Recently, Amdani et al. showed that it is possible to reduce radiation exposure by lowering the frame rate in children undergoing cardiac catheterization without compromising the efficacy and safety of catheterization. They reported that fluoroscopy time, contrast volume, and complication rates did not increase, while diagnostic image quality was maintained. Boudjemline applied a similar principle by reducing the frame rate from 7.5 to 4 fps during transcatheter atrial septal defect closure, while maintaining excellent clinical results. He argued that there was no increase in the median procedure and fluoroscopic times or complications.

Similarly, in our study, a significant decrease in air kerma and DAP levels was shown for diagnostic and interventional procedures.

Although the link between high levels of radiation exposure and cancer risk is unequivocal, translating the relatively low level of radiation exposure from pediatric cardiac catheterization into a demonstrably increased cancer risk is more challenging. There was no demonstrable increase in cancer risk or cancer-related mortality either in an initial study of 4891 children exposed to pediatric cardiac catheterization or a later study of the same cohort with up to 35 years of follow-up. A separate study of 674 patients who underwent cardiac catheterization as children between 1950 and 1970 did find a significantly increased risk of lymphoma.

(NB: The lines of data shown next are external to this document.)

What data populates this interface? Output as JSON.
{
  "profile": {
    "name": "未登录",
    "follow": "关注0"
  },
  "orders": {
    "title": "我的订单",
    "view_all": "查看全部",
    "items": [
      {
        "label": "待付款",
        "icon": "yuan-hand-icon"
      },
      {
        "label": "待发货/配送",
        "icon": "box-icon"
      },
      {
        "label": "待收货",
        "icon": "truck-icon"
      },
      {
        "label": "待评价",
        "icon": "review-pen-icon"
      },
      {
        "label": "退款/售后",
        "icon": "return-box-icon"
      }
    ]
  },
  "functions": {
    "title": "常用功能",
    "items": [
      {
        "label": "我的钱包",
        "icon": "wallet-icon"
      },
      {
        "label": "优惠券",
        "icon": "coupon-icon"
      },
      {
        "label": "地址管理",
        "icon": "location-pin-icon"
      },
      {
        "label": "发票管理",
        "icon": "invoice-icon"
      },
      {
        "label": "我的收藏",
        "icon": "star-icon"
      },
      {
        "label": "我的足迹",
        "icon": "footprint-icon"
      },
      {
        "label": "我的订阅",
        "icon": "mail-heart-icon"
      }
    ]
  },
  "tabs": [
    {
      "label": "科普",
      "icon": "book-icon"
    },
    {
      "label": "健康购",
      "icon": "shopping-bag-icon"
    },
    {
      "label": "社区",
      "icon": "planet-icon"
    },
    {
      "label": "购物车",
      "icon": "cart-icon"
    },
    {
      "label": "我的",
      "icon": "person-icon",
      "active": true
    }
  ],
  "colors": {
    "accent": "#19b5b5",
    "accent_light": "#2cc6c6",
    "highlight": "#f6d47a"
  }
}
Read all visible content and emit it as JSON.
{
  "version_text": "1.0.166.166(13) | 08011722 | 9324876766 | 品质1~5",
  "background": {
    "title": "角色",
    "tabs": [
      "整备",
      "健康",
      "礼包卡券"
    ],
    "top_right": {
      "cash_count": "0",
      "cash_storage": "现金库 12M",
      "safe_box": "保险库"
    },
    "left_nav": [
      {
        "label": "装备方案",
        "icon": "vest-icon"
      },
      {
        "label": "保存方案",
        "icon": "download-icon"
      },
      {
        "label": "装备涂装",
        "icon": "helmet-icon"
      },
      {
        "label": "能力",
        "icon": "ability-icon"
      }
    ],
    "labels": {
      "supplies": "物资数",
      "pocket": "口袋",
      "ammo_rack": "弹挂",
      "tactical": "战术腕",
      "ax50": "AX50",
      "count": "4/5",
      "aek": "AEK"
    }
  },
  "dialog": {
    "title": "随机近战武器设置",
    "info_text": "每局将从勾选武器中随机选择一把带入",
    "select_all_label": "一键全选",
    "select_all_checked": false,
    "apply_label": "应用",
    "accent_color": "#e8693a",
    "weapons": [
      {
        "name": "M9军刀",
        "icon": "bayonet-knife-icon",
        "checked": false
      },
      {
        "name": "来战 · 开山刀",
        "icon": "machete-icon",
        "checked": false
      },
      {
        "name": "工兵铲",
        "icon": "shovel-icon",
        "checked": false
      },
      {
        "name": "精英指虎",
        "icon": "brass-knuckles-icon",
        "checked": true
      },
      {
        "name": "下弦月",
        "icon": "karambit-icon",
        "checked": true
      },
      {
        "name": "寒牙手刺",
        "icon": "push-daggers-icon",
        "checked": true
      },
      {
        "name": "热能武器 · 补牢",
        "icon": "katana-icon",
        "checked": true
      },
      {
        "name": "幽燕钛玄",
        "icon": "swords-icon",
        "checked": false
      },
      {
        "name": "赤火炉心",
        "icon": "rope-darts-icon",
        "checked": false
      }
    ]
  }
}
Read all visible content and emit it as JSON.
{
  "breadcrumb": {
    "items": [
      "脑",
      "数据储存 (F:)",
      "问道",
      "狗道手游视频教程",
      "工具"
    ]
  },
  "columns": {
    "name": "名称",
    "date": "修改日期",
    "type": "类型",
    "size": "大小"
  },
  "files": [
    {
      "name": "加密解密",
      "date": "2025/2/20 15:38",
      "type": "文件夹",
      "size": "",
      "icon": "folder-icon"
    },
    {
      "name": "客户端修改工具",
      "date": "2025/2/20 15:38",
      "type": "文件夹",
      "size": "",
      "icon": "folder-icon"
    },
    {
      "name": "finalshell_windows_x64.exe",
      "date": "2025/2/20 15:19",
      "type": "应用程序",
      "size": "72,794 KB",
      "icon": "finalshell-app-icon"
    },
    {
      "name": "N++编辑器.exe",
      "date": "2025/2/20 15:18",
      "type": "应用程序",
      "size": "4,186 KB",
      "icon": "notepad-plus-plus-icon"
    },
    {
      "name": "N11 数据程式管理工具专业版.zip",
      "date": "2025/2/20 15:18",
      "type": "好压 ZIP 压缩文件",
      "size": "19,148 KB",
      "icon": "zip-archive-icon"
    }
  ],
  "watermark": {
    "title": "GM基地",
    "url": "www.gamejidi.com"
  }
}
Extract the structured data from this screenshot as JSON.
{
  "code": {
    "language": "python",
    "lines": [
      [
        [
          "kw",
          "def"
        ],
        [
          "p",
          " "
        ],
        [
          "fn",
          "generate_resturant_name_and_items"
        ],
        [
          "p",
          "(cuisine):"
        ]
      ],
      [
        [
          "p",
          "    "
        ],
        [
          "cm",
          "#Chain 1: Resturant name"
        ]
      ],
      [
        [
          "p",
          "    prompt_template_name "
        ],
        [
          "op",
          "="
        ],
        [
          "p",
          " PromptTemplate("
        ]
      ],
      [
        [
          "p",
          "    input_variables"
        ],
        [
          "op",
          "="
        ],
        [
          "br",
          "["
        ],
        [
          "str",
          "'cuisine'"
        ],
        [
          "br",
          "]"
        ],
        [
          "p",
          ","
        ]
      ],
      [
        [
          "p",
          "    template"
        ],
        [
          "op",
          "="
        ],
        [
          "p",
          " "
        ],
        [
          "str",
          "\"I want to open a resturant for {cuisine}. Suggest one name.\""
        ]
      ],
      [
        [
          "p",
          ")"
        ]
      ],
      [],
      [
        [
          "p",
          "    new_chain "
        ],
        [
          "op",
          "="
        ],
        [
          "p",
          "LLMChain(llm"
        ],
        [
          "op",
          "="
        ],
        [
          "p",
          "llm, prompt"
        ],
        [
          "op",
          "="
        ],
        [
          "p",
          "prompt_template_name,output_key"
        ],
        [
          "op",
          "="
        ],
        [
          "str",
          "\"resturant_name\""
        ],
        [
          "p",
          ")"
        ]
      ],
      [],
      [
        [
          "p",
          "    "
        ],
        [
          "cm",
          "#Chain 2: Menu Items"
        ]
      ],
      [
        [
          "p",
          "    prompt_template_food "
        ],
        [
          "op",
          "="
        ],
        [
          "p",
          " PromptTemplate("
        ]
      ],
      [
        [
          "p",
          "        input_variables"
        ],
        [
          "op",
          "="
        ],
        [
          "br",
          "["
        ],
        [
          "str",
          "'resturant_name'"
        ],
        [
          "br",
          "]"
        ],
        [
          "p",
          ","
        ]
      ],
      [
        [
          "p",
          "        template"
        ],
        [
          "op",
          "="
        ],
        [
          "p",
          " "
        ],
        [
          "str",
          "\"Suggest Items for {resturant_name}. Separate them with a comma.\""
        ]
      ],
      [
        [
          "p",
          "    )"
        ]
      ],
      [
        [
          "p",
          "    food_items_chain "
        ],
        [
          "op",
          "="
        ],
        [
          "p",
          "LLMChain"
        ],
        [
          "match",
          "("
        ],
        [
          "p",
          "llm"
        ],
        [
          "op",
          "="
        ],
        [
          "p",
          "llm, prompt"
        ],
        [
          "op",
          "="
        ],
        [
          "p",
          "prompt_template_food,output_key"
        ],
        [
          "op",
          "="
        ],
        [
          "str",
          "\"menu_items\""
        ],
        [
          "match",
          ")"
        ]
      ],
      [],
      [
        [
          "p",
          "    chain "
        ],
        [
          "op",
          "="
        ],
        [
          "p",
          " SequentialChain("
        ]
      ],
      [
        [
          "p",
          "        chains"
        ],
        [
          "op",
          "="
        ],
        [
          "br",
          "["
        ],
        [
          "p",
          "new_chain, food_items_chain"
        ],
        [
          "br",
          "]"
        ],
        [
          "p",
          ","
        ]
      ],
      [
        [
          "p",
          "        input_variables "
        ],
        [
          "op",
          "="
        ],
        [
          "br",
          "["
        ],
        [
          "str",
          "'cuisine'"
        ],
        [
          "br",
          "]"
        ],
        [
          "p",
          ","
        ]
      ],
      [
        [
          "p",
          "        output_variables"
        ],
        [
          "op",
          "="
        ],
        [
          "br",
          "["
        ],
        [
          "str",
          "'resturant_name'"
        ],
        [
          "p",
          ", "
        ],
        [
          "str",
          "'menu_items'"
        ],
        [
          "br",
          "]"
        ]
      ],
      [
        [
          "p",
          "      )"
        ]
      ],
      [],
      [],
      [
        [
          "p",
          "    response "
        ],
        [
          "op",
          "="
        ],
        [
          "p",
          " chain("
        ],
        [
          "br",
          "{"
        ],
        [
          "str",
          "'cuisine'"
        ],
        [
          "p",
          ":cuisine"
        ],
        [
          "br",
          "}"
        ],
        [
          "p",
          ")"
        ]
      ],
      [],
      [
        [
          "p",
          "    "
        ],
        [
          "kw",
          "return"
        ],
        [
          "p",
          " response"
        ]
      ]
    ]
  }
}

Despite the difficulties in definitively proving an increased cancer risk after childhood radiation exposure, the theoretical possibility remains clear, as evidence for chromosomal damage has been seen immediately following cardiac catheterization.

Limitations

This single-institution, a retrospective study has several limitations. First, the air kerma and DAP doses reported here are directly reported from the X-ray system. It is important to understand that these measures reflect what is generated at the energy source and not necessarily what is actually absorbed by the patient. Effective dose and equivalent dose were not reported, but as simple logic, the reduction in generated radiation should be reflected as a reduction in both parameters.

Conclusion

In this study, we have demonstrated that by using the lowest possible fluoroscopy rate of 3.75 fps, the radiation dose can be significantly reduced during cardiac catheterization. This method effectively reduces the radiation dose, especially in diagnostic procedures where fluoroscopy is used extensively instead of cine angiography. Implementing this simple and effective radiation dose reduction protocol could minimize radiation's possible side effects, concomitantly increasing the safety of the patient and the health care provider without increasing the total fluoroscopy time and the amount of contrast.